She Couldn’t Stand Cut Flowers, So I Bought Them in the Hopes that She Would Haunt Me

Ricky Ray


I hear that life is where love waters hurt, those thirsty flowers.

And death is where love presses petals —

the shapes of heartbreak — into rock.

That something the flowers once lent to the eye might last,

except that nothing lasts: might linger.

Might manifest: the look you gave me

when you saw in us the house we hadn't yet built,

your head in my lap as I sat with my back against the couch,

my ass numb on the cold, hard floor. We planned every inch:

the foyer, bedrooms, kitchen, greenhouse, gardens,

orchard, dog runs, disability contingencies,

but we didn't plan on your heart failure before the down payment.



Every shop in town that sells flowers, I bought them out.

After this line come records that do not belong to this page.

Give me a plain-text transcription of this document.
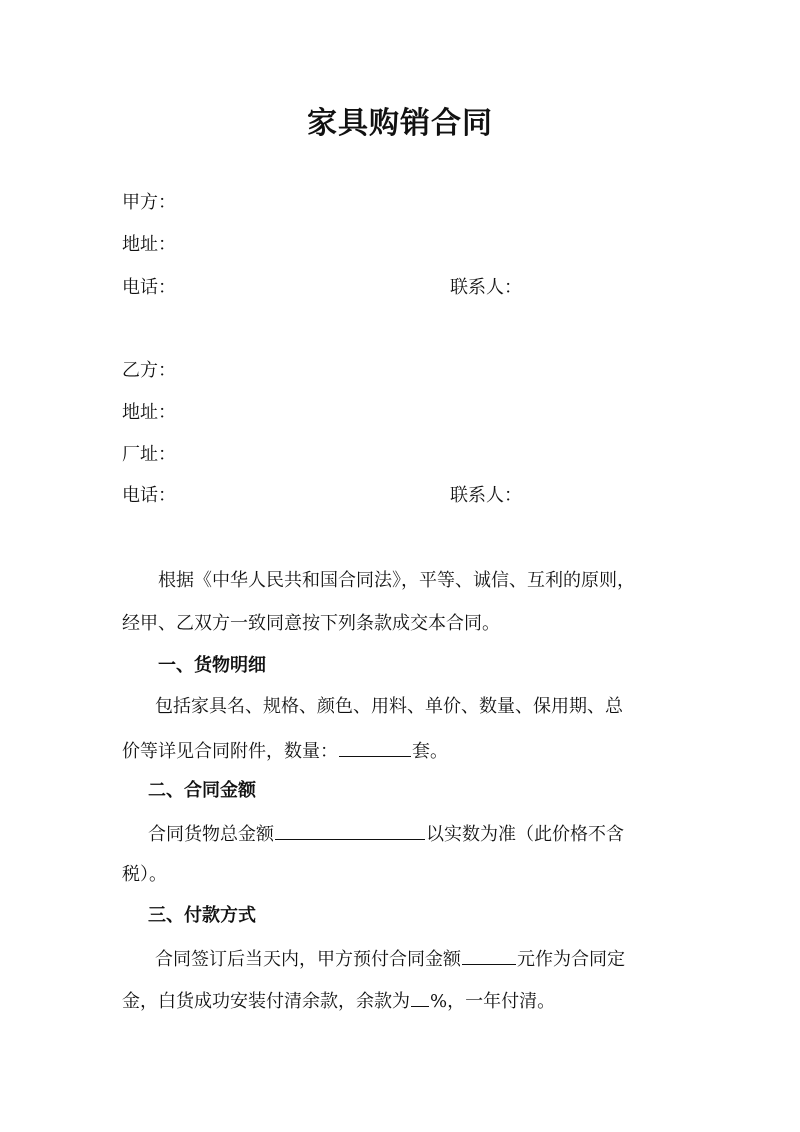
家具购销合同
甲方：
地址：
电话：	联系人：
乙方：
地址：
厂址：
电话：	联系人：
根据《中华人民共和国合同法》，平等、诚信、互利的原则，
经甲、乙双方一致同意按下列条款成交本合同。
一、货物明细
包括家具名、规格、颜色、用料、单价、数量、保用期、总
价等详见合同附件，数量：	套。
二、合同金额
合同货物总金额	以实数为准（此价格不含
税）。
三、付款方式
合同签订后当天内，甲方预付合同金额	元作为合同定
金，白货成功安装付清余款，余款为 %，一年付清。
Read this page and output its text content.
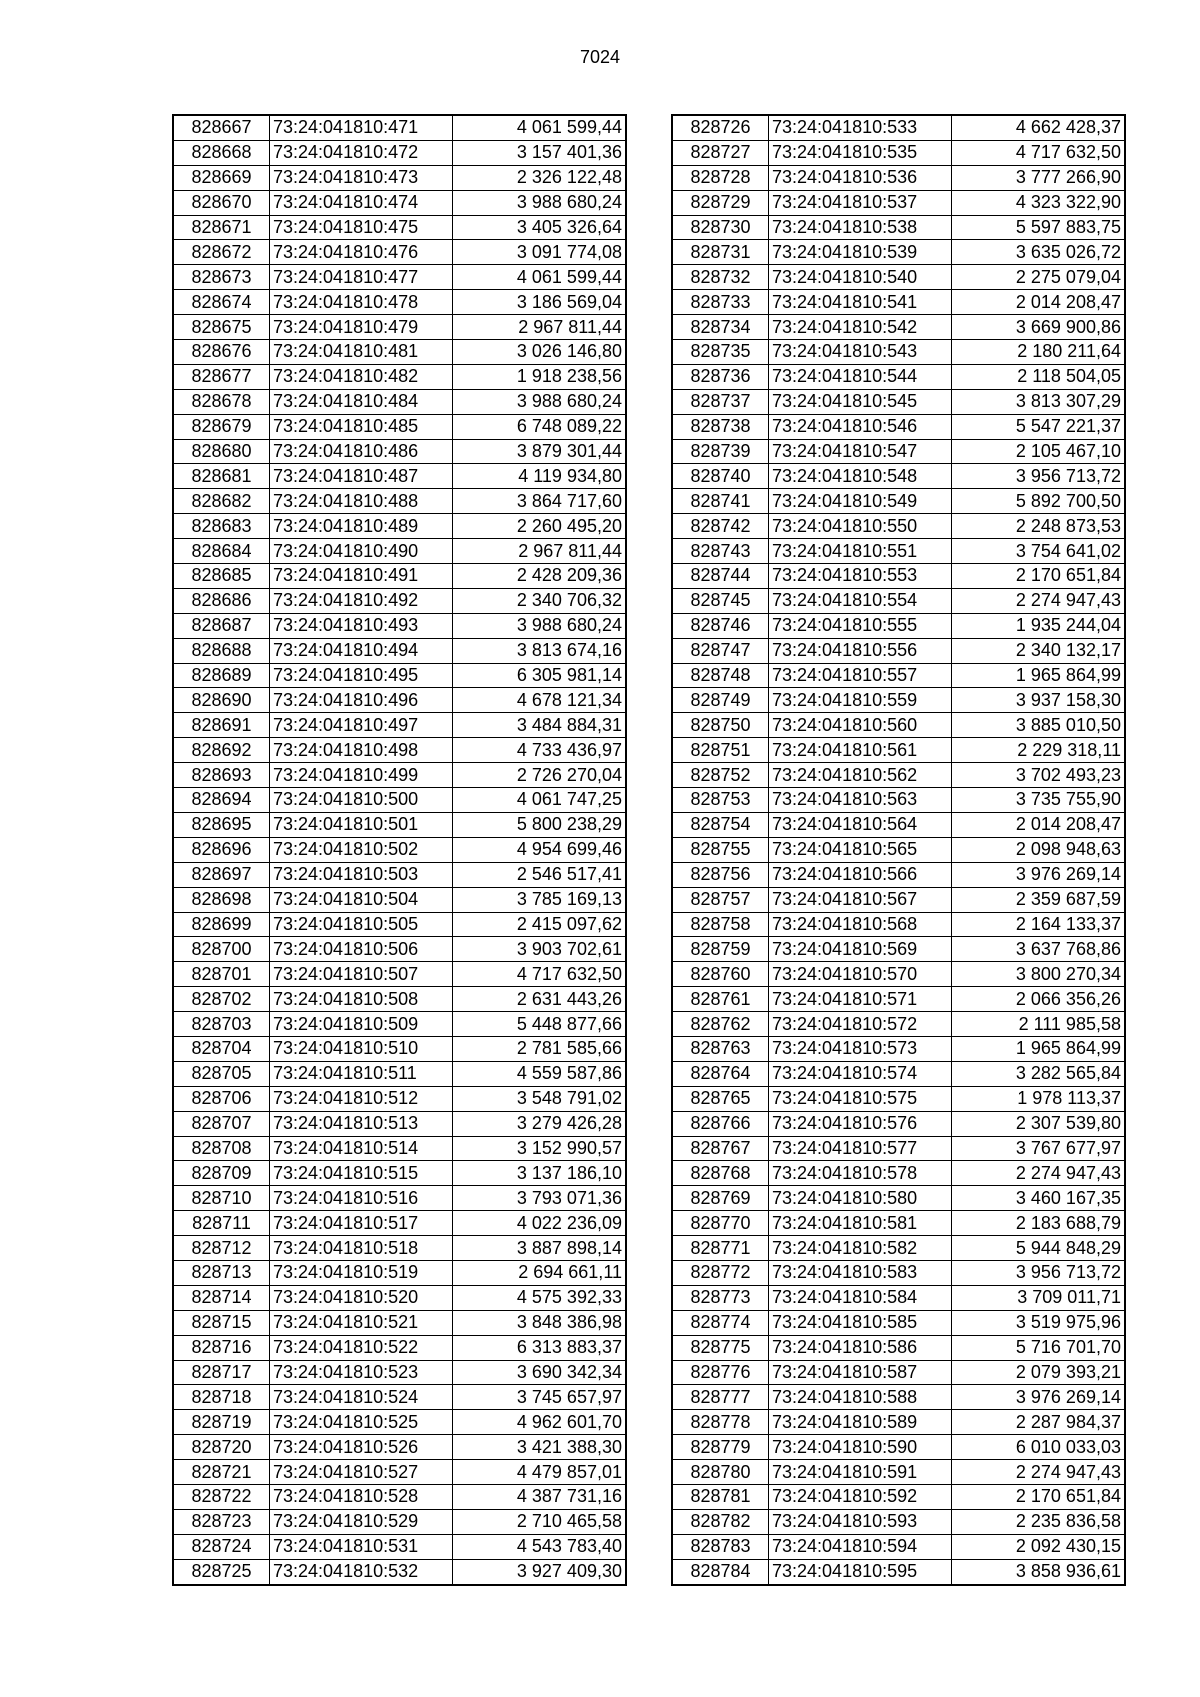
7024
828667	73:24:041810:471	4 061 599,44
828668	73:24:041810:472	3 157 401,36
828669	73:24:041810:473	2 326 122,48
828670	73:24:041810:474	3 988 680,24
828671	73:24:041810:475	3 405 326,64
828672	73:24:041810:476	3 091 774,08
828673	73:24:041810:477	4 061 599,44
828674	73:24:041810:478	3 186 569,04
828675	73:24:041810:479	2 967 811,44
828676	73:24:041810:481	3 026 146,80
828677	73:24:041810:482	1 918 238,56
828678	73:24:041810:484	3 988 680,24
828679	73:24:041810:485	6 748 089,22
828680	73:24:041810:486	3 879 301,44
828681	73:24:041810:487	4 119 934,80
828682	73:24:041810:488	3 864 717,60
828683	73:24:041810:489	2 260 495,20
828684	73:24:041810:490	2 967 811,44
828685	73:24:041810:491	2 428 209,36
828686	73:24:041810:492	2 340 706,32
828687	73:24:041810:493	3 988 680,24
828688	73:24:041810:494	3 813 674,16
828689	73:24:041810:495	6 305 981,14
828690	73:24:041810:496	4 678 121,34
828691	73:24:041810:497	3 484 884,31
828692	73:24:041810:498	4 733 436,97
828693	73:24:041810:499	2 726 270,04
828694	73:24:041810:500	4 061 747,25
828695	73:24:041810:501	5 800 238,29
828696	73:24:041810:502	4 954 699,46
828697	73:24:041810:503	2 546 517,41
828698	73:24:041810:504	3 785 169,13
828699	73:24:041810:505	2 415 097,62
828700	73:24:041810:506	3 903 702,61
828701	73:24:041810:507	4 717 632,50
828702	73:24:041810:508	2 631 443,26
828703	73:24:041810:509	5 448 877,66
828704	73:24:041810:510	2 781 585,66
828705	73:24:041810:511	4 559 587,86
828706	73:24:041810:512	3 548 791,02
828707	73:24:041810:513	3 279 426,28
828708	73:24:041810:514	3 152 990,57
828709	73:24:041810:515	3 137 186,10
828710	73:24:041810:516	3 793 071,36
828711	73:24:041810:517	4 022 236,09
828712	73:24:041810:518	3 887 898,14
828713	73:24:041810:519	2 694 661,11
828714	73:24:041810:520	4 575 392,33
828715	73:24:041810:521	3 848 386,98
828716	73:24:041810:522	6 313 883,37
828717	73:24:041810:523	3 690 342,34
828718	73:24:041810:524	3 745 657,97
828719	73:24:041810:525	4 962 601,70
828720	73:24:041810:526	3 421 388,30
828721	73:24:041810:527	4 479 857,01
828722	73:24:041810:528	4 387 731,16
828723	73:24:041810:529	2 710 465,58
828724	73:24:041810:531	4 543 783,40
828725	73:24:041810:532	3 927 409,30
828726	73:24:041810:533	4 662 428,37
828727	73:24:041810:535	4 717 632,50
828728	73:24:041810:536	3 777 266,90
828729	73:24:041810:537	4 323 322,90
828730	73:24:041810:538	5 597 883,75
828731	73:24:041810:539	3 635 026,72
828732	73:24:041810:540	2 275 079,04
828733	73:24:041810:541	2 014 208,47
828734	73:24:041810:542	3 669 900,86
828735	73:24:041810:543	2 180 211,64
828736	73:24:041810:544	2 118 504,05
828737	73:24:041810:545	3 813 307,29
828738	73:24:041810:546	5 547 221,37
828739	73:24:041810:547	2 105 467,10
828740	73:24:041810:548	3 956 713,72
828741	73:24:041810:549	5 892 700,50
828742	73:24:041810:550	2 248 873,53
828743	73:24:041810:551	3 754 641,02
828744	73:24:041810:553	2 170 651,84
828745	73:24:041810:554	2 274 947,43
828746	73:24:041810:555	1 935 244,04
828747	73:24:041810:556	2 340 132,17
828748	73:24:041810:557	1 965 864,99
828749	73:24:041810:559	3 937 158,30
828750	73:24:041810:560	3 885 010,50
828751	73:24:041810:561	2 229 318,11
828752	73:24:041810:562	3 702 493,23
828753	73:24:041810:563	3 735 755,90
828754	73:24:041810:564	2 014 208,47
828755	73:24:041810:565	2 098 948,63
828756	73:24:041810:566	3 976 269,14
828757	73:24:041810:567	2 359 687,59
828758	73:24:041810:568	2 164 133,37
828759	73:24:041810:569	3 637 768,86
828760	73:24:041810:570	3 800 270,34
828761	73:24:041810:571	2 066 356,26
828762	73:24:041810:572	2 111 985,58
828763	73:24:041810:573	1 965 864,99
828764	73:24:041810:574	3 282 565,84
828765	73:24:041810:575	1 978 113,37
828766	73:24:041810:576	2 307 539,80
828767	73:24:041810:577	3 767 677,97
828768	73:24:041810:578	2 274 947,43
828769	73:24:041810:580	3 460 167,35
828770	73:24:041810:581	2 183 688,79
828771	73:24:041810:582	5 944 848,29
828772	73:24:041810:583	3 956 713,72
828773	73:24:041810:584	3 709 011,71
828774	73:24:041810:585	3 519 975,96
828775	73:24:041810:586	5 716 701,70
828776	73:24:041810:587	2 079 393,21
828777	73:24:041810:588	3 976 269,14
828778	73:24:041810:589	2 287 984,37
828779	73:24:041810:590	6 010 033,03
828780	73:24:041810:591	2 274 947,43
828781	73:24:041810:592	2 170 651,84
828782	73:24:041810:593	2 235 836,58
828783	73:24:041810:594	2 092 430,15
828784	73:24:041810:595	3 858 936,61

Wanted to fill our bedroom, floor to ceiling.

It takes more flowers than you'd think.

The florists cry when they see me coming.

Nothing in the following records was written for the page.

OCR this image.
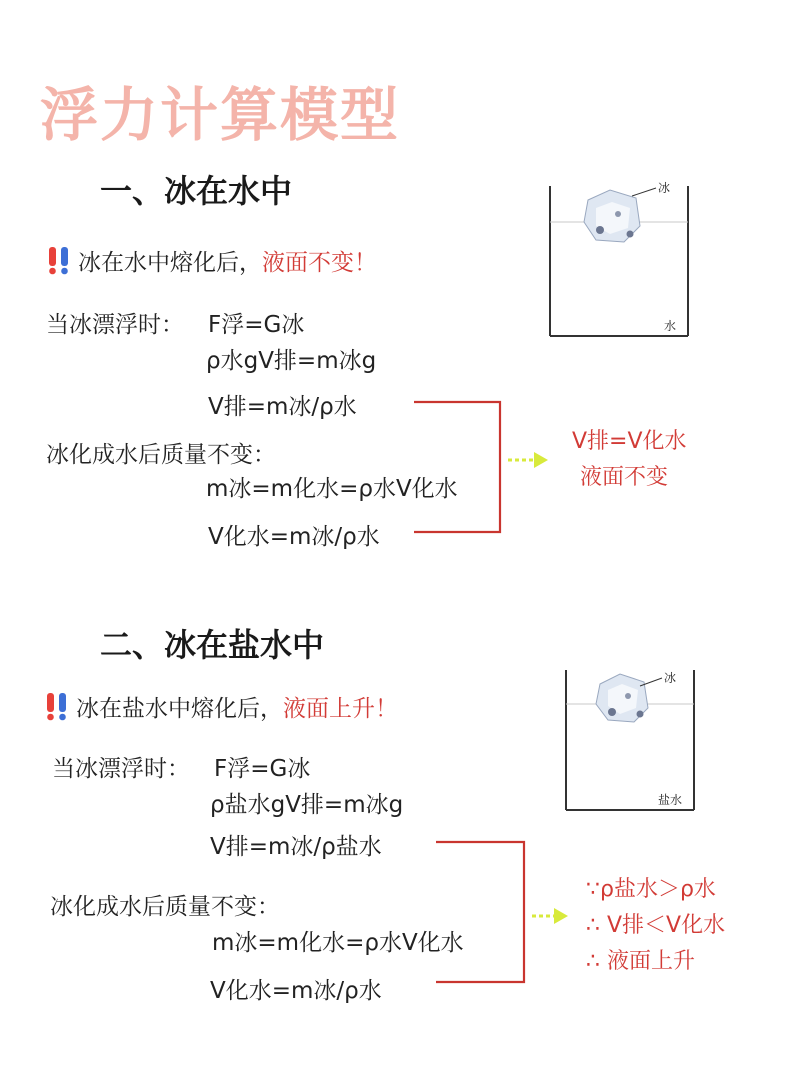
浮力计算模型
一、冰在水中
冰在水中熔化后，液面不变！
当冰漂浮时： F浮=G冰
ρ水gV排=m冰g
V排=m冰/ρ水
冰化成水后质量不变：
m冰=m化水=ρ水V化水
V化水=m冰/ρ水
V排=V化水
液面不变
冰
水
二、冰在盐水中
冰在盐水中熔化后，液面上升！
当冰漂浮时： F浮=G冰
ρ盐水gV排=m冰g
V排=m冰/ρ盐水
冰化成水后质量不变：
m冰=m化水=ρ水V化水
V化水=m冰/ρ水
∵ρ盐水＞ρ水
∴ V排＜V化水
∴ 液面上升
冰
盐水
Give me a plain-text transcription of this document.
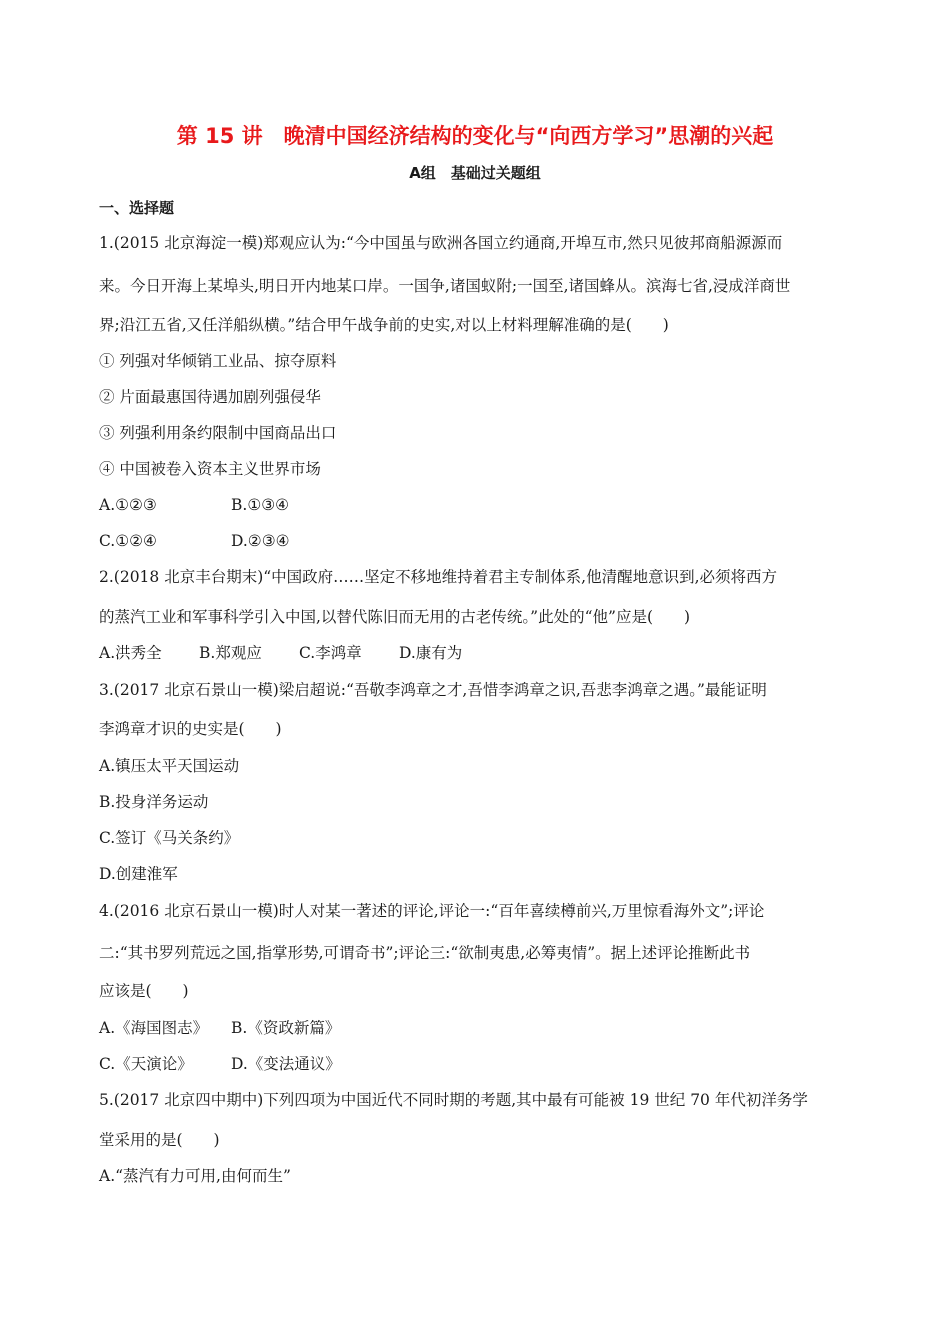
第 15 讲　晚清中国经济结构的变化与“向西方学习”思潮的兴起
A组　基础过关题组
一、选择题
1.(2015 北京海淀一模)郑观应认为:“今中国虽与欧洲各国立约通商,开埠互市,然只见彼邦商船源源而
来。今日开海上某埠头,明日开内地某口岸。一国争,诸国蚁附;一国至,诸国蜂从。滨海七省,浸成洋商世
界;沿江五省,又任洋船纵横。”结合甲午战争前的史实,对以上材料理解准确的是(　　)
① 列强对华倾销工业品、掠夺原料
② 片面最惠国待遇加剧列强侵华
③ 列强利用条约限制中国商品出口
④ 中国被卷入资本主义世界市场
A.①②③	B.①③④
C.①②④	D.②③④
2.(2018 北京丰台期末)“中国政府……坚定不移地维持着君主专制体系,他清醒地意识到,必须将西方
的蒸汽工业和军事科学引入中国,以替代陈旧而无用的古老传统。”此处的“他”应是(　　)
A.洪秀全 B.郑观应 C.李鸿章 D.康有为
3.(2017 北京石景山一模)梁启超说:“吾敬李鸿章之才,吾惜李鸿章之识,吾悲李鸿章之遇。”最能证明
李鸿章才识的史实是(　　)
A.镇压太平天国运动
B.投身洋务运动
C.签订《马关条约》
D.创建淮军
4.(2016 北京石景山一模)时人对某一著述的评论,评论一:“百年喜续樽前兴,万里惊看海外文”;评论
二:“其书罗列荒远之国,指掌形势,可谓奇书”;评论三:“欲制夷患,必筹夷情”。据上述评论推断此书
应该是(　　)
A.《海国图志》 B.《资政新篇》
C.《天演论》 D.《变法通议》
5.(2017 北京四中期中)下列四项为中国近代不同时期的考题,其中最有可能被 19 世纪 70 年代初洋务学
堂采用的是(　　)
A.“蒸汽有力可用,由何而生”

I cry when they tell me they have other customers to consider.

How can they exist on such a thin gruel of passion?

I learned the hard way: flowers don't stay floral.

After a month: putrefaction and rot.

I swear: it smells like they shit themselves.

The stench could knock a man down.

And that’s why I sleep in there, desperately searching

for anything — anything — left in me to knock.